Meloni: “dite a Berlusconi che non sono ricattabile”
di Pierre De Filippo-
Al fotofinish, dopo che per giorni era circolato il nome, forse meno divisivo e più congeniale, di Riccardo Molinari, capogruppo della Lega a Palazzo Montecitorio, Lorenzo Fontana – veronese, leghista ed ex ministro – è stato eletto Presidente della Camera.
L’elezione ha fatto, se possibile, ancora più clamore rispetto a quella di Ignazio La Russa, accusato (con prove poco confutabili) di essere un nostalgico del fascismo.
Su Fontana graverebbero due importanti spade di Damocle: la sua notoria vicinanza ideale, culturale e politica alla Russia e il suo radicalismo sui temi della famiglia, del diritto alla vita e la sua opposizione a quanto attiene ai diritti Lgbt, al diritto all’aborto e ai temi eticamente sensibili.
Non a caso è stato accolto alla Camera con lo striscione: “No ad un Presidente omofobo e pro-Putin”.
Non un bel viatico per un ruolo che avrebbe dovuto essere di equilibrio, di mediazione, di pacificazione.

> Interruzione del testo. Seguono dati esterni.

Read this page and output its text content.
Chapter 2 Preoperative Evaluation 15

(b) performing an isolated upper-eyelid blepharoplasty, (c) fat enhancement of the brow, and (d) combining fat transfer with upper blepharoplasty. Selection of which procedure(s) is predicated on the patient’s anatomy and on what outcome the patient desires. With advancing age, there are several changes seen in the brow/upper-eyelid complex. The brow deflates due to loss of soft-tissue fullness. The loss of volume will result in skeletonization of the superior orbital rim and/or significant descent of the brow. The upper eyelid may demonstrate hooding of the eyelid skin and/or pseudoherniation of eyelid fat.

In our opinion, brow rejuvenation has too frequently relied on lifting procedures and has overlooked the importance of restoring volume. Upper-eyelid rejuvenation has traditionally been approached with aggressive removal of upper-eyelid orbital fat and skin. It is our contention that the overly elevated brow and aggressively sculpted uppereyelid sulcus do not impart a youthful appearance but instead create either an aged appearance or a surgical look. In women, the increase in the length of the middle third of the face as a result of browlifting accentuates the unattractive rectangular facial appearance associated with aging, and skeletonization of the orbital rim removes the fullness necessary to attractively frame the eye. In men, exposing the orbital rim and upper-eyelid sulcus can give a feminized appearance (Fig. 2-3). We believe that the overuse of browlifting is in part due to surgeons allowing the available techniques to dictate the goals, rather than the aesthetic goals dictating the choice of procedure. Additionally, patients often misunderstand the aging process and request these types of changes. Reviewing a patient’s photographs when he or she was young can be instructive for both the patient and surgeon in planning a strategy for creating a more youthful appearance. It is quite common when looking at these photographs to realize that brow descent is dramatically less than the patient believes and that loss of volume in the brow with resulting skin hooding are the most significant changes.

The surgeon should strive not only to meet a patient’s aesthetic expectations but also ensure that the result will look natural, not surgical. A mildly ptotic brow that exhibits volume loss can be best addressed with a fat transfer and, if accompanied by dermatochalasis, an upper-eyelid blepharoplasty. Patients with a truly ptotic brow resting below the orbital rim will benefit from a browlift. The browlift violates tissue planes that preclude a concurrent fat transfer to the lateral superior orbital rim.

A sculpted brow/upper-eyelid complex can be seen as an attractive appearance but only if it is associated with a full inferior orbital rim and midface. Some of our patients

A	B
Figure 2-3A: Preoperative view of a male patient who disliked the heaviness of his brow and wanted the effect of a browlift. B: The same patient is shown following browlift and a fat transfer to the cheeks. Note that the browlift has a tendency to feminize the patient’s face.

Fontana il pro-putiniano è quello che, nel 2014, andò in Crimea e se ne tornò dicendo che, essenzialmente, si dovevano rispettare le volontà di quella ampia parte di popolazione ucraina che aveva liberamente scelto di “passare” con la Russia.
Da sempre contro le sanzioni alla Russia di Putin, rispetto al quale diceva di vedere “nel risveglio putiniano una luce anche per noi occidentali”.
Peccato che questa luce oggi ci stia accecando come Ulisse col Polifemo.
Sull’altro fronte, quello dei pro-life, organizzatore della “giornata della vita” a Verona, da sempre in prima fila contro l’aborto (“un omicidio”), le unioni civili, la cosiddetta teoria gender e, chiaramente, contro l’immigrazione, che mira a “cancellare la nostra comunità e le nostre tradizioni”.
Questa la terza carica dello Stato.
La domanda è perché ci sia stato questo cambiamento, questa sostituzione all’ultimo? Alcune malelingue dicono che un uomo meno moderato di Molinari, più “leghista”, più divisivo sia un po’ uno sgarbo di Salvini alla Meloni per annacquare la sua nuova immagine di donna equilibrata e credibile.
A Fontana mancano una quindicina di voti finali che segnano il fatto che, anche in questa occasione, le defezioni nel centrodestra ci sono state e sono state marcate.
Oggi, però, vien fuori un’altra bella questione, a cavallo tra la caduta di stile politica ed il gossip: Berlusconi – i cui movimenti e i cui riflessi sono un po’ rallentati – viene immortalato con un “pizzino” tra le mani.
Un suo ricapitolo, per un intervento o come promemoria non è chiaro, nel quale dava una definizione di Giorgia Meloni più che spiacevole.“Giorgia Meloni. Un comportamento supponente, prepotente, arrogante, offensivo, ridicolo (poi, questo aggettivo viene cassato). Nessuna disponibilità al cambiamento. È una con cui non si può andare d’accordo”.
Se l’obiettivo era quello di dare al Paese una maggioranza politica solida e finalmente di destra, come sbandierato in campagna elettorale, queste certezze diventano meno granitiche dopo queste uscite poco eleganti. Sicuramente meno delle cene di Arcore.
Ma la vera notizia è data dall’affermazione, perentoria e al vetriolo, di Giorgia Meloni all’uscita dai suoi uffici della Camera: “Berlusconi ha mancato un punto: io non sono ricattabile!”.
Cosa succederà ora è difficile stabilirlo: dopo dieci ore dalla fuoriuscita della foto dalle parti di Villa San Martino nessuna smentita è arrivata, nonostante l’auspicio di La Russa. Chi tace, quindi, acconsente e sottoscrive.
Il dato politico resta: la diciannovesima legislatura nasce piena di contraddizioni, di ambiguità e di instabilità. A questo punto, anche la partita del governo – che molti davano per chiusa – potrebbe riaprirsi e c’è, addirittura, chi dice che la Meloni sarebbe pronta a tornare al voto, sperando di incrementare il suo vantaggio e, magari, governare con più tranquillità.